YALE News Release
CONTACT: Jacqueline Weaver 203-432-8555 #151

New Haven, Conn. — The number of “near-Earth asteroids” that have
a chance, though miniscule, of colliding with Earth this century is half
what was originally estimated, a Yale researcher says.

“They are the kind of asteroids you hear about in movies that are about
two-thirds of a mile in diameter and could easily obliterate a city
because they are coming in at cosmic velocities,” said Research Associate
David Rabinowitz. “The main thing we want to stress is that none of
the known asteroids are in imminent danger of falling to earth and no
impacts are predicted in the near future.”

It was previously estimated that there are 1,000 to 2,000 such asteroids
in chaotic orbits. Rabinowitz and his fellow researchers estimate that
these asteroids actually total half that, or 500 to 1,000. Each has a 0.5
percent chance of colliding with Earth in the next million years, he said
in the article published this week in the journal “Nature.”

“The reduced number doesn’t make us feel that much safer, but it does
allow us to plan more accurately,” Rabinowitz said. “The goal is to find
the asteroids hundreds to thousands of years before they even come close.”

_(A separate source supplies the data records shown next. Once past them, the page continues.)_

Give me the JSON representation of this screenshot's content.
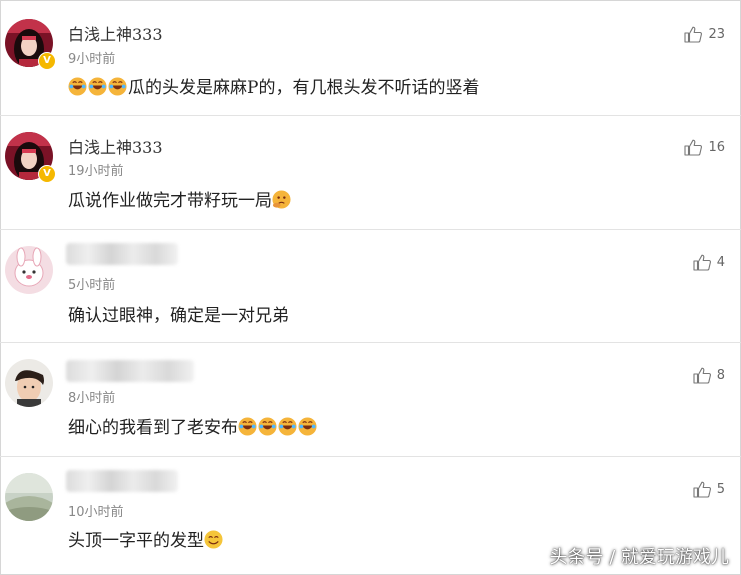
{
  "comments": [
    {
      "username": "白浅上神333",
      "time": "9小时前",
      "text": "瓜的头发是麻麻P的，有几根头发不听话的竖着",
      "emoji_before": [
        "laugh-cry-emoji",
        "laugh-cry-emoji",
        "laugh-cry-emoji"
      ],
      "emoji_after": [],
      "likes": "23",
      "verified": true,
      "name_visible": true
    },
    {
      "username": "白浅上神333",
      "time": "19小时前",
      "text": "瓜说作业做完才带籽玩一局",
      "emoji_before": [],
      "emoji_after": [
        "thinking-emoji"
      ],
      "likes": "16",
      "verified": true,
      "name_visible": true
    },
    {
      "username": "",
      "time": "5小时前",
      "text": "确认过眼神，确定是一对兄弟",
      "emoji_before": [],
      "emoji_after": [],
      "likes": "4",
      "verified": false,
      "name_visible": false
    },
    {
      "username": "",
      "time": "8小时前",
      "text": "细心的我看到了老安布",
      "emoji_before": [],
      "emoji_after": [
        "laugh-cry-emoji",
        "laugh-cry-emoji",
        "laugh-cry-emoji",
        "laugh-cry-emoji"
      ],
      "likes": "8",
      "verified": false,
      "name_visible": false
    },
    {
      "username": "",
      "time": "10小时前",
      "text": "头顶一字平的发型",
      "emoji_before": [],
      "emoji_after": [
        "smile-emoji"
      ],
      "likes": "5",
      "verified": false,
      "name_visible": false
    }
  ],
  "watermark": "头条号 / 就爱玩游戏儿",
  "icons": {
    "like": "thumbs-up-icon",
    "verified": "verified-v-badge"
  },
  "colors": {
    "username": "#333333",
    "time": "#888888",
    "text": "#222222",
    "divider": "#e3e3e3",
    "badge": "#f5b800",
    "like": "#666666"
  }
}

The other researchers were Eleanor Helin, Kenneth Lawrence, and Steven
Pravdo, all of the Jet Propulsion Laboratory at the California
Institute of Technology. They made their observations through a U.S. Air
Force telescope in Hawaii that was designed to look for artificial

Rabinowitz said smaller asteroids the size of a large house or hotel
generally burn up or blow up before they hit the ground.

“But an asteroid the size of a city block is more dangerous because it
could punch through the atmosphere and raise a lot of dust, which would
change the climate of the Earth,” he said. “It would be like a nuclear
bomb coming in.”

Efforts are underway around the world to survey this asteroid population
because most of the threatening bodies remain undiscovered and their
number is uncertain, the researchers said.

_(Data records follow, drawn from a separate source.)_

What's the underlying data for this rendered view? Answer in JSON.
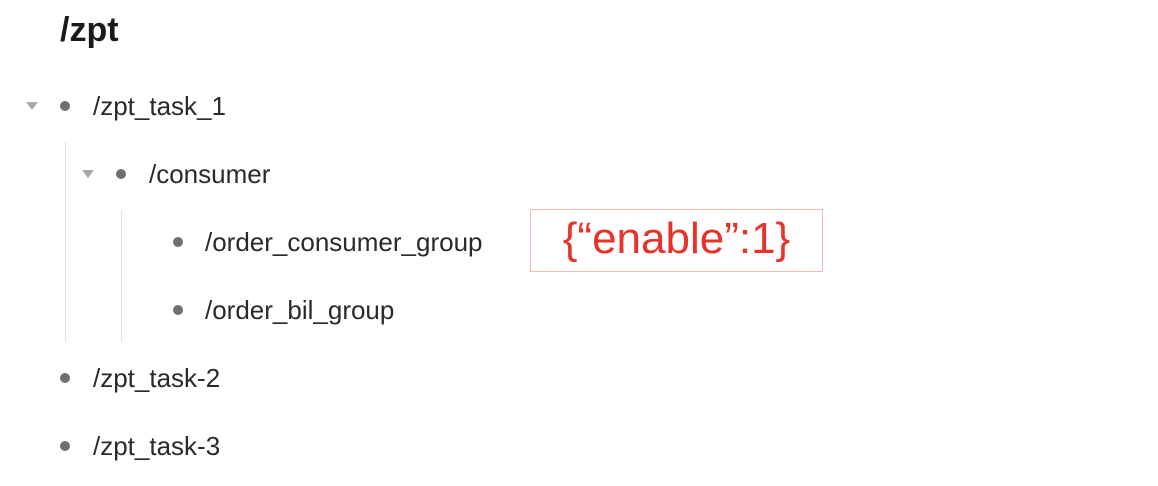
{
  "root": {
    "title": "/zpt"
  },
  "tree": {
    "task1": {
      "label": "/zpt_task_1"
    },
    "consumer": {
      "label": "/consumer"
    },
    "order_consumer_group": {
      "label": "/order_consumer_group"
    },
    "order_bil_group": {
      "label": "/order_bil_group"
    },
    "task2": {
      "label": "/zpt_task-2"
    },
    "task3": {
      "label": "/zpt_task-3"
    }
  },
  "annotation": {
    "text": "{“enable”:1}",
    "color": "#e8332a"
  },
  "colors": {
    "bullet": "#707070",
    "toggle": "#a8a8a8",
    "guide": "#e2e2e2",
    "text": "#2a2a2a"
  }
}
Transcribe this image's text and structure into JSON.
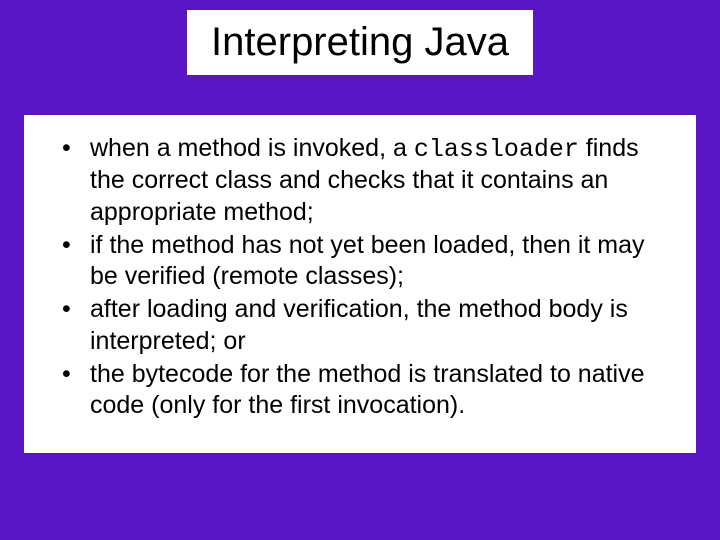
{
  "title": "Interpreting Java",
  "bullets": {
    "b1_pre": "when a method is invoked,  a ",
    "b1_code": "classloader",
    "b1_post": " finds the correct class and checks that it contains an appropriate method;",
    "b2": "if the method has not yet been loaded, then it may be verified (remote classes);",
    "b3": "after loading and verification, the method body is interpreted; or",
    "b4": "the bytecode for the method is translated to native code (only for the first invocation)."
  }
}
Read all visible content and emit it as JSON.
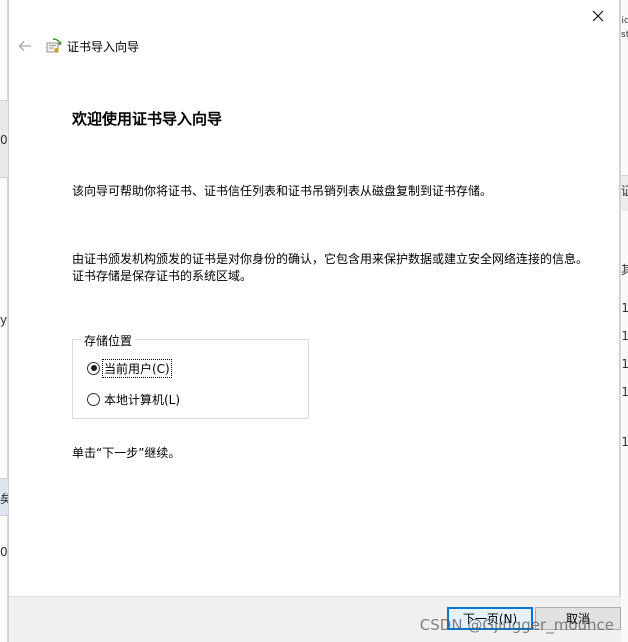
{
  "wizard": {
    "title": "证书导入向导",
    "heading": "欢迎使用证书导入向导",
    "intro": "该向导可帮助你将证书、证书信任列表和证书吊销列表从磁盘复制到证书存储。",
    "description": "由证书颁发机构颁发的证书是对你身份的确认，它包含用来保护数据或建立安全网络连接的信息。证书存储是保存证书的系统区域。",
    "store_location": {
      "legend": "存储位置",
      "options": [
        {
          "label": "当前用户(C)",
          "checked": true
        },
        {
          "label": "本地计算机(L)",
          "checked": false
        }
      ]
    },
    "continue_hint": "单击“下一步”继续。",
    "buttons": {
      "next": "下一页(N)",
      "cancel": "取消"
    }
  },
  "background_window": {
    "left_glyphs": [
      "0",
      "y",
      "矣",
      "0"
    ],
    "right_glyphs": [
      "ic",
      "st",
      "证",
      "其",
      "1",
      "1",
      "1",
      "1",
      "1"
    ]
  },
  "watermark": "CSDN @Gjingger_mouhce",
  "icons": {
    "close": "close-icon",
    "back": "back-arrow-icon",
    "wizard": "certificate-wizard-icon"
  },
  "colors": {
    "accent": "#0078d7",
    "dialog_bg": "#ffffff",
    "footer_bg": "#f0f0f0"
  }
}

The observations were made using a large-format, charge-coupled device and
a one meter aperture telescope based on the summit of Haleakala Crater on
the island of Maui. Earlier photographic methods required a trained
observer to identify asteroids by visual inspection and the accuracy
varied according to the skill of the observer. The automated method is
more consistent and provides a record of every detectable asteroid.

The researchers said that, at the current rate of discovery, about 90
percent of the asteroids probably will be identified in the next 20 years.
The goal, however, is to double the current worldwide detection rate to
complete the program in 10 years.

“If we can find the asteroids in 10 years, that’s plenty of time,”
Rabinowitz said. “If you wait 100 or 1,000 years, that’s too much time.”

Rabinowitz is currently working with Professor Charles Baltay,
chairman of the Yale Physics Department,
to develop one of the world’s largest electronic cameras. It will be used
by Yale astronomers and physicists to study the properties of distant
galaxies and supernova, and to study the expansion of the universe. The
new camera also will be used in cooperation with astronomers at the Jet
Propulsion Lab to continue the survey for near-Earth asteroids.